Repartir à zéro. Parce que le cœur a été fatalement touché, que l’on croit pouvoir changer le monde, que l’on veut s’étourdir et oublier, que l’on ne sait plus qui l’on est. Le numéro courant de La Recrue du mois pourrait être perçu comme un éloge de la fuite.

Dans La saison froide de Catherine Lafrance, notre recrue, la narratrice tourne le dos à une relation amoureuse qui ne va nulle part en pleine canicule, pour s’installer à Yellowknife. « Si l’on est d’abord crispé, comme lecteur, face à la déprime ambiante du récit, à sa narratrice qui semble passer son séjour dans le Nord avec une perpétuelle gueule de bois, on finit par se détendre, et ressentir une sorte de dégel dans le climat aride, une acclimatation à l’image de celle que vit la narratrice dans le Grand Nord », explique Luba, nouvelle collaboratrice à qui je souhaite la bienvenue. Pourquoi aborder le Nord mythique?  L’auteure le connaît pour y avoir vécu, travaillé, tenté de comprendre les réalités qu’elle dépeint ici. Elle nous confie dans le questionnaire que le point de départ de l’écriture « peut être n'importe quoi; un mot qui résonne en nous d'une façon qui nous fait tiquer, une phrase, une situation, un personnage.  Peu importe la façon dont ça se manifeste, l'inspiration première, puisque c'est de cela dont il s'agit, est surtout un sentiment, une émotion.  »

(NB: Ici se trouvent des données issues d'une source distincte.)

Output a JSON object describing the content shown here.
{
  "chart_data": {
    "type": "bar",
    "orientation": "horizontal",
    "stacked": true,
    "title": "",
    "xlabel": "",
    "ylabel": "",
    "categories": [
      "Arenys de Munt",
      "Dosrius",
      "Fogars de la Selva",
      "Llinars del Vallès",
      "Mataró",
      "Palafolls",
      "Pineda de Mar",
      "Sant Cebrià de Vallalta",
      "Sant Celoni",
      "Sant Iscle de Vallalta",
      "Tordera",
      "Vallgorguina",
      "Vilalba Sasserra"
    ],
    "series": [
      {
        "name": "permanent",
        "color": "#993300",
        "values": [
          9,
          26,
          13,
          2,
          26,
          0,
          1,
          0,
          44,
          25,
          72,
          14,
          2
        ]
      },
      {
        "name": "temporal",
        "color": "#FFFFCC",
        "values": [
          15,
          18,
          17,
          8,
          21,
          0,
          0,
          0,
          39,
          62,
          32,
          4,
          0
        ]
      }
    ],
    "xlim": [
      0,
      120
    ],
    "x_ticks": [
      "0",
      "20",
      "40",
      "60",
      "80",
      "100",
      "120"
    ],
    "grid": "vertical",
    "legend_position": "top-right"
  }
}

Nous vous proposons également ce mois-ci un exercice de lecture comparée.  Jugeant le thème de la fuite trop fertile peut-être, nous avons offert à deux collaborateurs que tout pourrait séparer en apparence de se pencher sur Maté d’Isabelle Baez, premier roman qui traite de militantisme, de géopolitique, d’exploitation des ressources naturelles et des humains. Le premier est né au Rwanda, la seconde au Québec, mais tous deux ont choisi de consacrer un certain nombre d’années à l’étude de la littérature. Vous constaterez comme moi que le regard qu’ils portent sur le livre ne se veut pas en opposition, mais plutôt en complémentarité. Rémy-Paul se penche sur la justification d’un geste. « Pourtant, il ressort de ce voyage des doutes. En effet, l’auteure ne se propose pas de répondre à ce qui peut-être fait pour rendre justice. Elle ne célèbre pas un “jour de justification” où les révoltés deviendront les justes. D’autant plus que ses personnages ne semblent pas convaincus par leurs actions. Ils avancent dans le noir, les mains tendues, en espérant ne pas trop se blesser. » Caroline remarque quant à elle comment l’auteure a su marier la grande et la petite histoire. « Le contraste entre les enjeux altermondialistes et les drames personnels demeure malgré tout  passionnant : autant l’histoire se déploie, autant elle se referme sur l’intime. Maté, c’est surtout l’histoire d’une amitié, née dans un camp de vacances, dont il ne reste bientôt que le souvenir ou le fantasme, et qui ne résistera pas à la divergence des choix de vie. »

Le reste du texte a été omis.